Now that we mapped this class, we can add save and find methods to the User class:

def findByUserId(userId: UserId): Option[User] = DB.withSession {
implicit session =>
  val query = for {
    user <- Users
    if (user.userId is userId.id) && (user.providerId is userId.providerId)
  } yield user

  query.firstOption
}

def save(i: Identity): User = this.save(User(i))

def save(user: User) = DB.withSession {
implicit session =>
  findByUserId(user.id) match {
    case None => { // Insert a new user (sign-up)
      val uid = this.autoInc.insert(user)
      user.copy(uid = Some(uid))
    }
    case Some(existingUser) => { // Update an existing user
      val userRow = for {
        u <- Users
        if u.uid is existingUser.uid
      } yield u

      val updatedUser = user.copy(uid = existingUser.uid)
      userRow.update(updatedUser)
      updatedUser
    }
  }
}

Now all that’s left to do is implement our UserService, which has become very simple now:

class UserService(application: Application)
  extends UserServicePlugin(application) {

  def find(id: UserId) = Users.findByUserId(id)
  def save(user: Identity) = Users.save(user)

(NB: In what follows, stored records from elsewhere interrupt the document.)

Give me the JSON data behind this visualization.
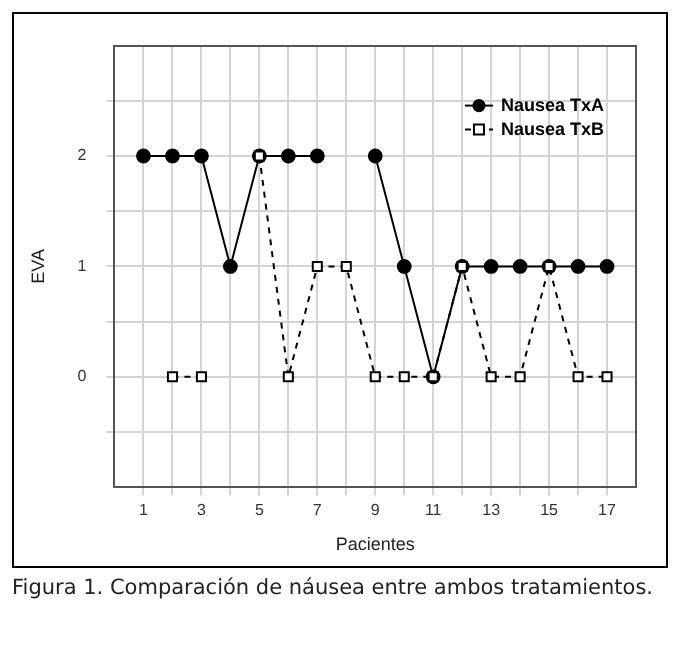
{
  "chart_data": {
    "type": "line",
    "xlabel": "Pacientes",
    "ylabel": "EVA",
    "x": [
      1,
      2,
      3,
      4,
      5,
      6,
      7,
      8,
      9,
      10,
      11,
      12,
      13,
      14,
      15,
      16,
      17
    ],
    "series": [
      {
        "name": "Nausea TxA",
        "color": "#000000",
        "marker": "circle",
        "line_style": "solid",
        "values": [
          2,
          2,
          2,
          1,
          2,
          2,
          2,
          null,
          2,
          1,
          0,
          1,
          1,
          1,
          1,
          1,
          1
        ]
      },
      {
        "name": "Nausea TxB",
        "color": "#000000",
        "marker": "square",
        "line_style": "dashed",
        "values": [
          null,
          0,
          0,
          null,
          2,
          0,
          1,
          1,
          0,
          0,
          0,
          1,
          0,
          0,
          1,
          0,
          0
        ]
      }
    ],
    "xlim": [
      0,
      18
    ],
    "xticks": [
      1,
      {
        "value": 2,
        "label": null
      },
      3,
      {
        "value": 4,
        "label": null
      },
      5,
      {
        "value": 6,
        "label": null
      },
      7,
      {
        "value": 8,
        "label": null
      },
      9,
      {
        "value": 10,
        "label": null
      },
      11,
      {
        "value": 12,
        "label": null
      },
      13,
      {
        "value": 14,
        "label": null
      },
      15,
      {
        "value": 16,
        "label": null
      },
      17
    ],
    "ylim": [
      -1,
      3
    ],
    "yticks": [
      {
        "value": -0.5,
        "label": null
      },
      0,
      {
        "value": 0.5,
        "label": null
      },
      1,
      {
        "value": 1.5,
        "label": null
      },
      2,
      {
        "value": 2.5,
        "label": null
      }
    ],
    "grid": true,
    "legend": "top right",
    "annotations": [
      "Figura 1. Comparación de náusea entre ambos tratamientos."
    ]
  }
}
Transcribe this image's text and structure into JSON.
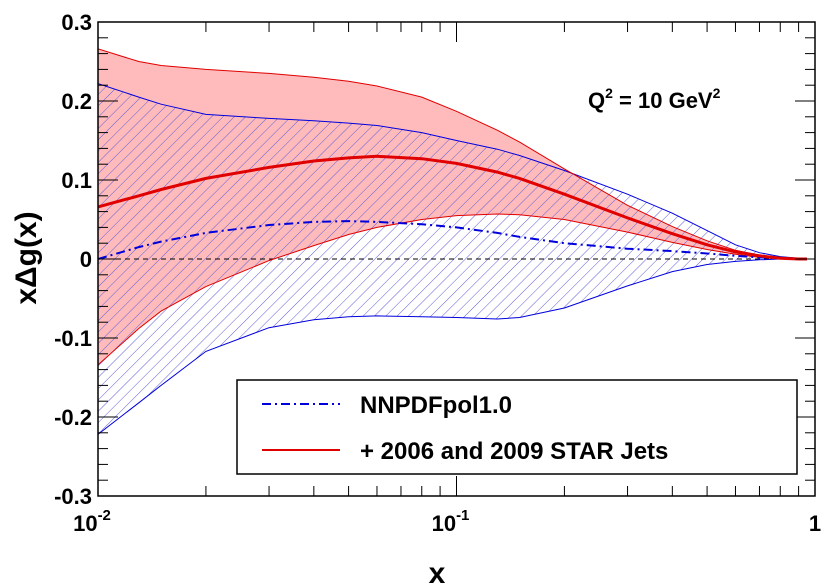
{
  "chart_data": {
    "type": "area",
    "title": "",
    "xlabel": "x",
    "ylabel": "xΔg(x)",
    "xscale": "log",
    "xlim": [
      0.01,
      1
    ],
    "ylim": [
      -0.3,
      0.3
    ],
    "x_tick_labels": [
      {
        "base": "10",
        "exp": "-2",
        "value": 0.01
      },
      {
        "base": "10",
        "exp": "-1",
        "value": 0.1
      },
      {
        "text": "1",
        "value": 1
      }
    ],
    "y_ticks": [
      {
        "label": "0.3",
        "value": 0.3
      },
      {
        "label": "0.2",
        "value": 0.2
      },
      {
        "label": "0.1",
        "value": 0.1
      },
      {
        "label": "0",
        "value": 0
      },
      {
        "label": "-0.1",
        "value": -0.1
      },
      {
        "label": "-0.2",
        "value": -0.2
      },
      {
        "label": "-0.3",
        "value": -0.3
      }
    ],
    "annotation": {
      "q": "Q",
      "q_exp": "2",
      "middle": " = 10 GeV",
      "unit_exp": "2"
    },
    "legend_position": "bottom-right",
    "x": [
      0.01,
      0.013,
      0.015,
      0.02,
      0.03,
      0.04,
      0.05,
      0.06,
      0.08,
      0.1,
      0.13,
      0.15,
      0.2,
      0.3,
      0.4,
      0.5,
      0.6,
      0.7,
      0.8,
      0.9,
      0.95
    ],
    "series": [
      {
        "name": "NNPDFpol1.0",
        "line_color": "#0000dd",
        "line_style": "dashdot",
        "band_fill": "hatch",
        "central": [
          0.0,
          0.015,
          0.022,
          0.033,
          0.043,
          0.047,
          0.048,
          0.047,
          0.044,
          0.04,
          0.033,
          0.028,
          0.02,
          0.013,
          0.01,
          0.007,
          0.004,
          0.002,
          0.001,
          0.0,
          0.0
        ],
        "upper": [
          0.222,
          0.205,
          0.196,
          0.183,
          0.178,
          0.175,
          0.172,
          0.169,
          0.16,
          0.15,
          0.139,
          0.131,
          0.112,
          0.082,
          0.058,
          0.036,
          0.018,
          0.008,
          0.003,
          0.001,
          0.0
        ],
        "lower": [
          -0.222,
          -0.182,
          -0.16,
          -0.117,
          -0.087,
          -0.077,
          -0.073,
          -0.072,
          -0.073,
          -0.074,
          -0.076,
          -0.074,
          -0.062,
          -0.034,
          -0.016,
          -0.007,
          -0.003,
          -0.001,
          0.0,
          0.0,
          0.0
        ]
      },
      {
        "name": "+ 2006 and 2009 STAR Jets",
        "line_color": "#e00000",
        "line_style": "solid",
        "band_fill": "#ffbbbb",
        "central": [
          0.066,
          0.08,
          0.088,
          0.102,
          0.116,
          0.124,
          0.128,
          0.13,
          0.127,
          0.121,
          0.11,
          0.102,
          0.082,
          0.052,
          0.032,
          0.018,
          0.009,
          0.004,
          0.001,
          0.0,
          0.0
        ],
        "upper": [
          0.266,
          0.25,
          0.245,
          0.24,
          0.235,
          0.23,
          0.225,
          0.219,
          0.205,
          0.187,
          0.163,
          0.148,
          0.114,
          0.068,
          0.041,
          0.023,
          0.011,
          0.005,
          0.002,
          0.0,
          0.0
        ],
        "lower": [
          -0.134,
          -0.088,
          -0.066,
          -0.035,
          -0.002,
          0.017,
          0.031,
          0.04,
          0.05,
          0.055,
          0.057,
          0.056,
          0.05,
          0.034,
          0.021,
          0.012,
          0.006,
          0.002,
          0.0,
          0.0,
          0.0
        ]
      }
    ]
  }
}
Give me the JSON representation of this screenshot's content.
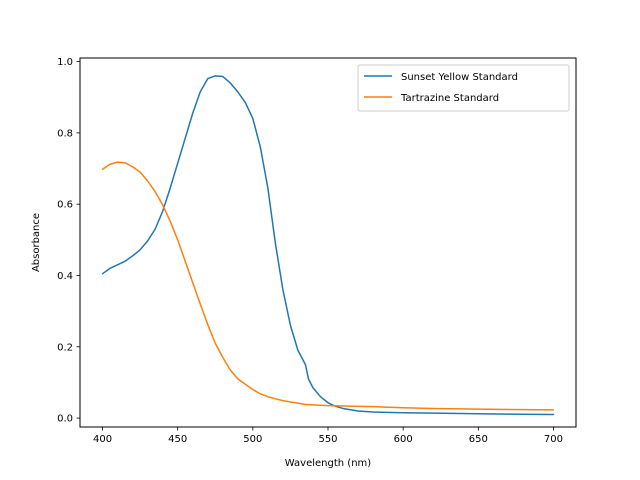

  // Ok, I'm cheating a little. I'm not explainig how to persist Token
  // But I'm sure you can figure out this part!
  def findByEmailAndProvider(email: String, providerId: String) = None
  def save(token: Token) = ???

  def findToken(token: String) = ???

  def deleteToken(uuid: String) = ???

  def deleteExpiredTokens() = ???
}

Conclusion

Mapping SecureSocial’s Identity class to the database is not really straightforward, especially when using Slick. The main difficulty is that it uses some other case classes, which require some special consideration when mapping. This article shows one way to approach this, and the good news is that you can reuse this on any Play 2 project that uses Slick and SecureSocial.

If you want to see this code with all the context of an actual application, I pushed the results of my experiments to GitHub. If you’d like to improve on it (such as implement password-based login, which I didn’t need), pull requests are welcome.